Because of the area’s TVA status, water is released on an irregular schedule, and may rise rapidly. Leave the gorge immediately if water begins to rise, or you hear warning sirens. Watch for slick rocks and swift currents. Swimming or wading is not allowed in all areas from TVA’s powerhouse downstream all the way to the main beach boat ramp, including by the powerhouse, Twin Falls, and Blue Hole due to hidden and deadly currents.
10. Jackson Falls
Jackson Falls, named after Andrew Jackson, is a beautifully sculptured cascade at mile marker 404 on the Natchez Trace. A steep trail (concrete sidewalk) 900 feet long takes you to a wonderfully clear pool at the base of the falls.
Although the falls seem ageless, they aren’t. For thousands of years before the falls existed, Jackson Branch flowed through the high valley, which was isolated from the Duck River below. Then, the flooding Duck River and other erosional agents wore away at the bluffs, cutting a new channel through faults in the rock.

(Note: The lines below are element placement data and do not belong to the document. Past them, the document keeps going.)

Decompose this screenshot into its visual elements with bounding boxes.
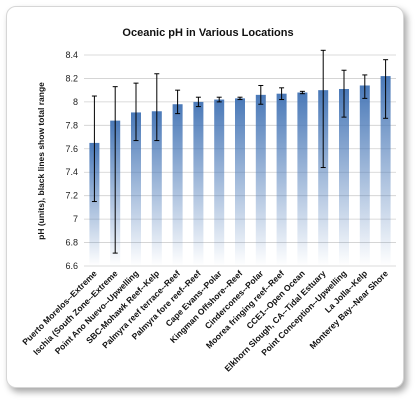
- y-tick-labels: 6.6 6.8 7 7.2 7.4 7.6 7.8 8 8.2 8.4: [65, 50, 78, 271]
- y-axis-label: pH (units), black lines show total range: [36, 82, 46, 240]
- y-tick-label: 7.6: [65, 144, 78, 154]
- y-tick-label: 6.6: [65, 261, 78, 271]
- bar: [318, 90, 329, 267]
- y-tick-label: 7: [73, 214, 78, 224]
- bar: [255, 94, 266, 266]
- y-tick-label: 8.4: [65, 50, 78, 60]
- bars: [89, 76, 391, 267]
- bar: [151, 111, 162, 267]
- bar: [214, 99, 225, 267]
- bar: [131, 112, 141, 266]
- bar: [339, 88, 349, 266]
- y-tick-label: 7.4: [65, 167, 78, 177]
- y-tick-label: 7.8: [65, 120, 78, 130]
- bar: [276, 93, 287, 266]
- bar: [235, 98, 245, 266]
- y-tick-label: 6.8: [65, 238, 78, 248]
- y-tick-label: 8: [73, 97, 78, 107]
- y-tick-label: 8.2: [65, 73, 78, 83]
- chart-card: [6, 6, 404, 388]
- bar: [89, 142, 100, 266]
- bar: [193, 101, 204, 266]
- bar: [380, 76, 391, 266]
- bar: [297, 92, 308, 266]
- bar: [172, 104, 183, 266]
- bar: [359, 85, 370, 266]
- x-tick-label: Point Ano Nuevo--Upwelling: [53, 268, 141, 356]
- chart-title: Oceanic pH in Various Locations: [122, 27, 293, 39]
- y-tick-label: 7.2: [65, 191, 78, 201]
- range-lines: [91, 49, 389, 254]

Jackson Falls was created when the diverted stream abandoned its former course, falling into the Duck River some 300 feet below. If you want an easy trail just to see the falls (and not play in the sparkling water below), there’s a gentle ¼ mile trail that leads to an overlook 300 feet (30 stories) above the Duck River.
11. Rattlesnake Falls
Rattlesnake Falls is a little difficult to find, but fortunately you’ve got this map – HERE. Going south on Highway 43, just before you get to State Road 20, you’ll see a turnoff on the left that looks like a private gravel driveway. This is the public access road to the waterfalls, with private, posted land on both sides of the road.
Rattlesnake Falls is a beautiful double falls that slither 50 feet down an overhanging rock face into a picturesque aquamarine pool. Follow the trail to get to the top of the falls. To get to that wonderful aquamarine pool, cross the stream and climb down alongside the waterfall.
The trail is short, only .7 mile, but is steep, rocky, and difficult. Just my kind of trail!
12. Fall Hollow Falls
Just off the Natchez Trace Parkway near Hohenwald, Tennessee, is Fall Hollow, where you’ll find a short trail and a set of wooden bridges to take you across the small creeks. The trail ends at a deck where you can look down at the largest waterfall, Fall Hollow Falls.
Past the deck, the trail becomes rocky and steep, but it’s worth the extra effort to enjoy the raw beauty of Fall Hollow. There are other things you can do right in this area, too. Check out Meriwether Lewis’ grave site, the Dutchtown Alpaca Farm, wineries, historic Hohenwald, go antiquing, and see Amish farms.